4. He rallies: when we asked Michael Arrington to speak at this year’s event, he agreed to do it on the spot. Then it turned out that there were no flights to get him back to Palo Alto for the all-day event TechCrunch was hosting at 9 the following morning (9 a.m. for Michael Arrington is like 4 a.m. for a normal human being). When he called to say he couldn’t make it, I must have sounded a little hurt. An hour later, he’d found one last flight into a third-tier airport. Best case, he’d get home by 1 a.m. When I told him he really didn’t have to do it, he lied and said it would be a good excuse to visit his parents; I already knew that flight would only give him a few minutes in Seattle prior to the event. He traveled six hours to spend an hour as one of eight people on a panel. What’s funny is that during the panel, Mike told the audience that the speakers all came because it was somehow in their self-interest to come. But in fact he had already made that calculation – who hasn’t said, “why on earth did I agree to do this?” – and then he came anyway.
5. He fights the baloney avalanche: Mike is one of the only people in tech to stand before a daily avalanche of baloney and shout, with real emotion and even indignation, “NO!” Of course, many other journalists silently sift through all the hoo-ha to find out what’s true. But no one else is so deeply offended by it, no one calls it out so much, no one is continually goaded by it like one of those bug-addled deer you hear about that throw themselves off a cliff. That’s exactly what I like about Michael; that he is still capable of fresh outrage — do you know how hard it is to be idealistic and cranky at the same time? — that he is fighting a lonely, almost ceaseless battle against the minor, countless lies we tell each other to get along and the seeping mediocrity that all the rest of us just sort of surrender to. When Mike waxes nostalgic about how Meebo and Sphere launched in his living room, you get the unmistakable feeling that he is protecting something small and precious — the entrepreneurs, the technology — in a near-hopeless battle against a far-more numerous enemy that nobody else even sees.

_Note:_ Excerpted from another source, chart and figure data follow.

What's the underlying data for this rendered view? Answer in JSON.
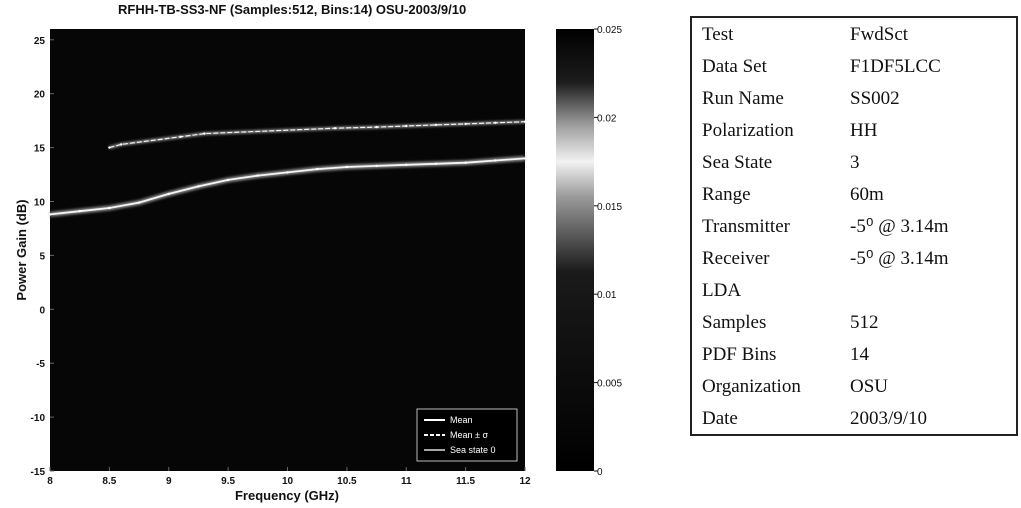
{
  "chart_data": {
    "type": "heatmap",
    "title": "RFHH-TB-SS3-NF (Samples:512, Bins:14) OSU-2003/9/10",
    "xlabel": "Frequency (GHz)",
    "ylabel": "Power Gain (dB)",
    "xlim": [
      8,
      12
    ],
    "ylim": [
      -15,
      26
    ],
    "xticks": [
      "8",
      "8.5",
      "9",
      "9.5",
      "10",
      "10.5",
      "11",
      "11.5",
      "12"
    ],
    "yticks": [
      "25",
      "20",
      "15",
      "10",
      "5",
      "0",
      "-5",
      "-10",
      "-15"
    ],
    "colorbar": {
      "range": [
        0,
        0.025
      ],
      "ticks": [
        "0.025",
        "0.02",
        "0.015",
        "0.01",
        "0.005",
        "0"
      ]
    },
    "series": [
      {
        "name": "Mean",
        "x": [
          8.0,
          8.25,
          8.5,
          8.75,
          9.0,
          9.25,
          9.5,
          9.75,
          10.0,
          10.25,
          10.5,
          10.75,
          11.0,
          11.25,
          11.5,
          11.75,
          12.0
        ],
        "y": [
          8.8,
          9.1,
          9.4,
          9.9,
          10.7,
          11.4,
          12.0,
          12.4,
          12.7,
          13.0,
          13.2,
          13.3,
          13.4,
          13.5,
          13.6,
          13.8,
          14.0
        ]
      },
      {
        "name": "Mean ± σ",
        "x": [
          8.5,
          8.6,
          9.1,
          9.3,
          10.4,
          10.75,
          11.0,
          11.25,
          11.5,
          11.75,
          12.0
        ],
        "y": [
          15.0,
          15.3,
          16.0,
          16.3,
          16.8,
          16.9,
          17.0,
          17.1,
          17.2,
          17.3,
          17.4
        ]
      },
      {
        "name": "Sea state 0",
        "x": [],
        "y": []
      }
    ],
    "legend_position": "bottom-right"
  },
  "info_table": [
    {
      "key": "Test",
      "value": "FwdSct"
    },
    {
      "key": "Data Set",
      "value": "F1DF5LCC"
    },
    {
      "key": "Run Name",
      "value": "SS002"
    },
    {
      "key": "Polarization",
      "value": "HH"
    },
    {
      "key": "Sea State",
      "value": "3"
    },
    {
      "key": "Range",
      "value": "60m"
    },
    {
      "key": "Transmitter",
      "value": "-5⁰ @ 3.14m"
    },
    {
      "key": "Receiver",
      "value": "-5⁰ @ 3.14m"
    },
    {
      "key": "LDA",
      "value": ""
    },
    {
      "key": "Samples",
      "value": "512"
    },
    {
      "key": "PDF Bins",
      "value": "14"
    },
    {
      "key": "Organization",
      "value": "OSU"
    },
    {
      "key": "Date",
      "value": "2003/9/10"
    }
  ]
}
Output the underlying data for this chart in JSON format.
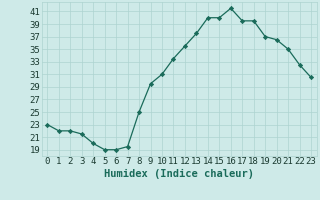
{
  "x": [
    0,
    1,
    2,
    3,
    4,
    5,
    6,
    7,
    8,
    9,
    10,
    11,
    12,
    13,
    14,
    15,
    16,
    17,
    18,
    19,
    20,
    21,
    22,
    23
  ],
  "y": [
    23,
    22,
    22,
    21.5,
    20,
    19,
    19,
    19.5,
    25,
    29.5,
    31,
    33.5,
    35.5,
    37.5,
    40,
    40,
    41.5,
    39.5,
    39.5,
    37,
    36.5,
    35,
    32.5,
    30.5
  ],
  "xlabel": "Humidex (Indice chaleur)",
  "ylabel": "",
  "xlim": [
    -0.5,
    23.5
  ],
  "ylim": [
    18,
    42.5
  ],
  "yticks": [
    19,
    21,
    23,
    25,
    27,
    29,
    31,
    33,
    35,
    37,
    39,
    41
  ],
  "xticks": [
    0,
    1,
    2,
    3,
    4,
    5,
    6,
    7,
    8,
    9,
    10,
    11,
    12,
    13,
    14,
    15,
    16,
    17,
    18,
    19,
    20,
    21,
    22,
    23
  ],
  "line_color": "#1a6b5a",
  "bg_color": "#ceeae8",
  "grid_color": "#aed4d0",
  "xlabel_fontsize": 7.5,
  "tick_fontsize": 6.5
}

6. We need him: do you know how boring Silicon Valley would be without Michael Arrington? I do. I remember reading eWeek and thinking I just can’t take much more of this. We can go back to those days, but I don’t think anyone – least of all Michael Arrington’s detractors – wants that. The truth is we need someone to mix it up a little; we need someone to grumble about and point at. If Michael Arrington didn’t exist, we’d have to create him. Lost in all the talk of his celebrity is that his raw writing talent is off the charts. And no one more than Mike wants our industry to be bigger and better and more fun. He has given a voice and a sense of belonging to a lot of lonely people who spend their days and nights feeling fly-by-night. Most startups get their first notice on TechCrunch, and Michael Arrington is often the first person to have taken them seriously after years of doubt and work (work is hard, and doubt is terrible, but the two together are what can really make a startup miserable). I still remember how everyone here at Redfin felt when TechCrunch first wrote about us. Ten thousand real estate agents said it would never work. And Michael Arrington said it just might.